REPUBLIKA.CO.ID, Sunat pada perempuan merupakan budaya yang mendunia. Di Indonesia budaya ini umumnya tak terlalu berdampak pada kesehatan anak perempuan.
Tapi, di beberapa bagian dunia, sunat adalah kebiasaan yang justru tidak bermanfaat bagi kesehatan. Anak perempuan Afrika menjalani praktik sirkumsisi dengan pemotongan klitoris, yang merupakan bagian dari tradisi.
WHO (World Health Organization) menggolongkan tindakan ini sebagai female genital mutilation (FGM), tindakan yang berbeda dengan sunat pada pria (male circumcision).
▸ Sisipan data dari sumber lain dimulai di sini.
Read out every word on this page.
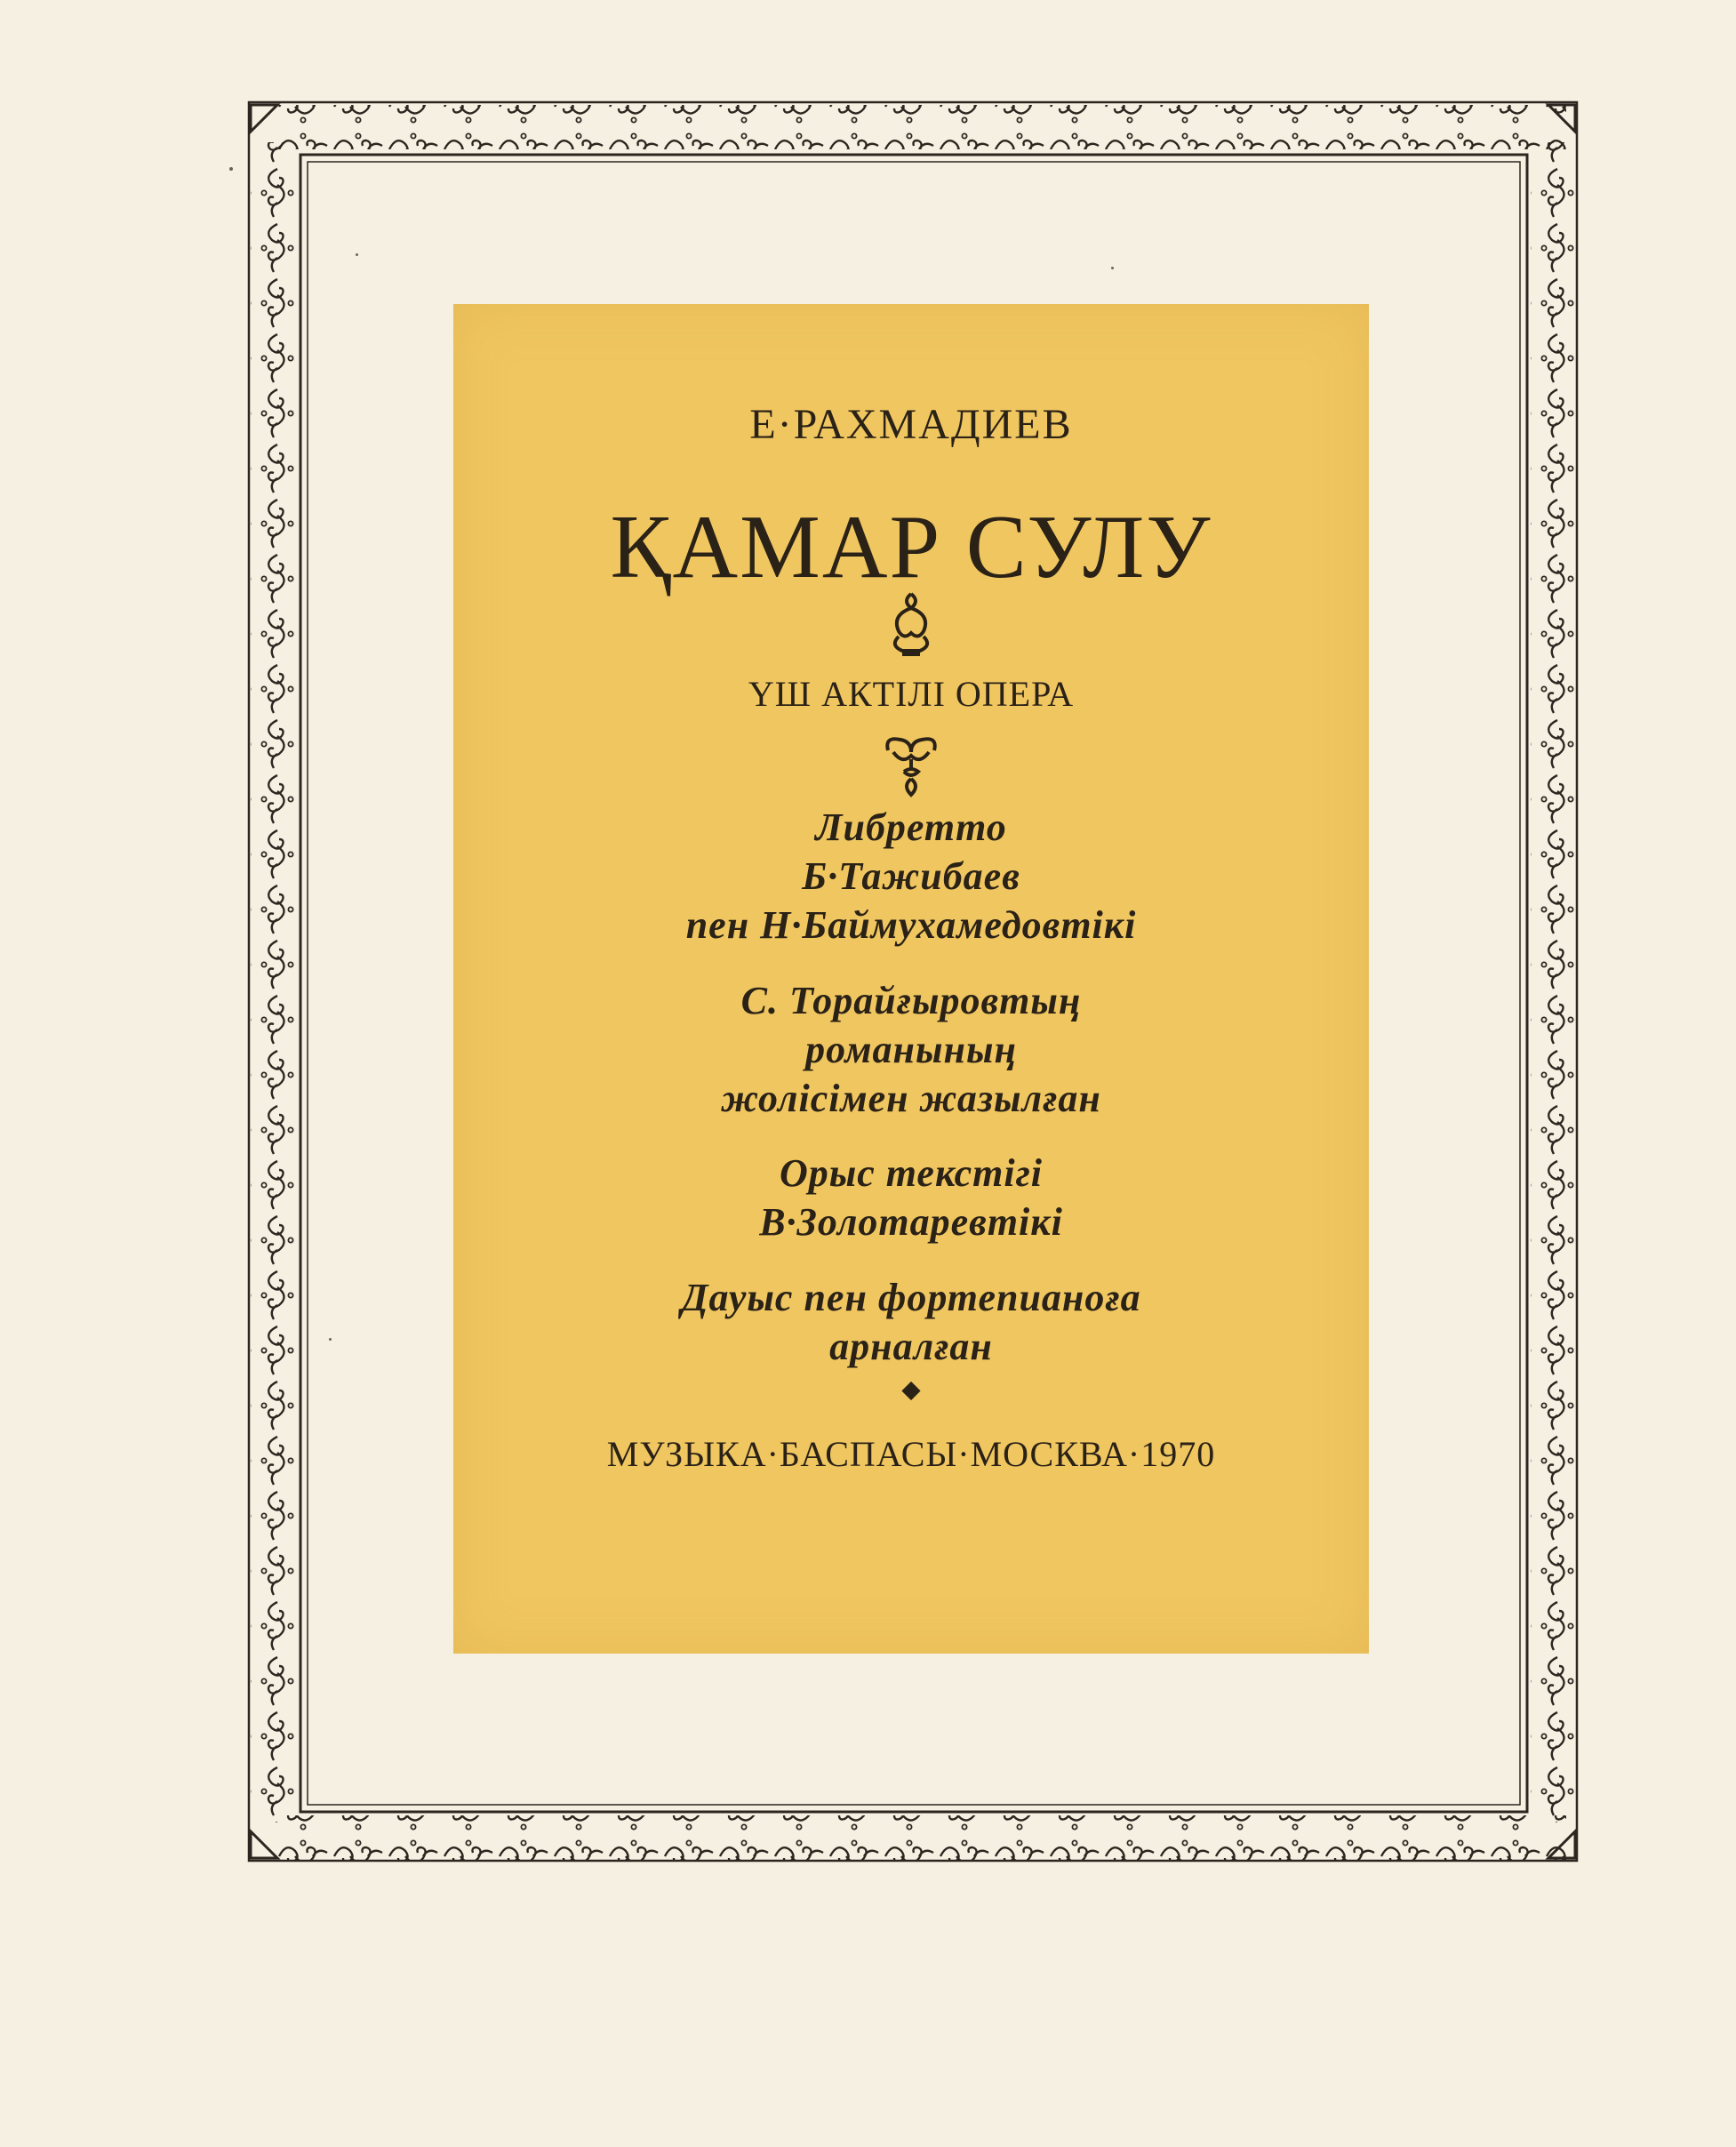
Е·РАХМАДИЕВ
ҚАМАР СУЛУ
ҮШ АКТІЛІ ОПЕРА
Либретто
Б·Тажибаев
пен Н·Баймухамедовтікі
С. Торайғыровтың
романының
жолісімен жазылған
Орыс текстігі
В·Золотаревтікі
Дауыс пен фортепианоға
арналған
МУЗЫКА·БАСПАСЫ·МОСКВА·1970
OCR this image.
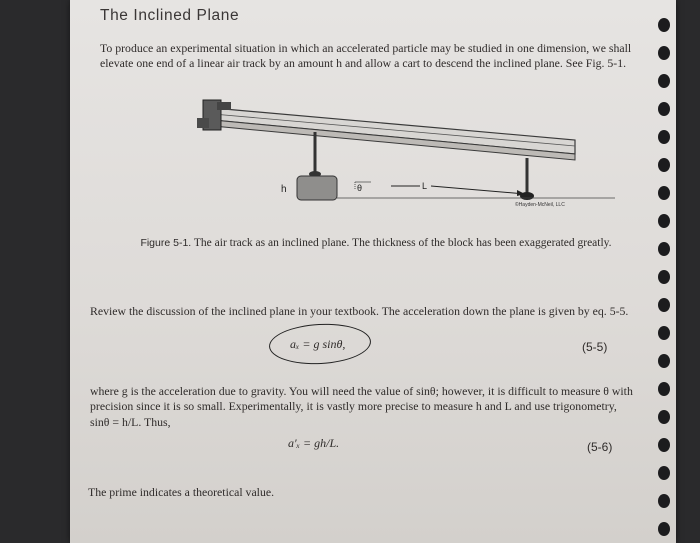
The Inclined Plane

To produce an experimental situation in which an accelerated particle may be studied in one dimension, we shall elevate one end of a linear air track by an amount h and allow a cart to descend the inclined plane. See Fig. 5-1.

h	θ	L
©Hayden-McNeil, LLC
Figure 5-1. The air track as an inclined plane. The thickness of the block has been exaggerated greatly.

Review the discussion of the inclined plane in your textbook. The acceleration down the plane is given by eq. 5-5.

aₓ = g sinθ,	(5-5)

where g is the acceleration due to gravity. You will need the value of sinθ; however, it is difficult to measure θ with precision since it is so small. Experimentally, it is vastly more precise to measure h and L and use trigonometry, sinθ = h/L. Thus,

a′ₓ = gh/L.	(5-6)

The prime indicates a theoretical value.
Kendati masih cukup banyak yang melakukannya, FGM sendiri juga tidak memiliki manfaat kesehatan seperti layaknya pada sunat pria. “Menggores saja sangat tidak dianjurkan, apalagi sampai memotong klitoris. Kemungkinan infeksi sangat bisa terjadi dan akibatnya bisa berisiko tinggi dan berbahaya,” ujar Dr Rudy Sutedja, Sp. B dari RS Siloam Kebon Jeruk, seperti dikutip dari www.parentsindonesia.com.
Dr Rini Sekartini, Sp.A (K) dari Departemen Ilmu Kesehatan Anak FKUI/RSCM pun sependapat. “Secara medis, FGM tidak ada manfaatnya. Praktik yang terjadi selama ini memang tidak terlepas dari nilai kultur masyarakat saja,” tuturnya.
Tahun 1997, WHO beserta United Nations Children’s Fund (UNICEF) dan United Nations Population Fund (UNFPA) menentang praktik FGM tersebut karena memang secara medis tidak diperlukan. Di Indonesia sendiri bahkan Kementrian Negara Pemberdayaan Perempuan mendukung semua usaha untuk menghapus pelaksanaan FGM dan mengusahakan agar Departemen Kesehatan menerbitkan larangan bagi petugas medis/paramedis, termasuk fasilitas kesehatan pemerintah maupun swasta, untuk tidak melakukan medikalisasi sunat pada perempuan.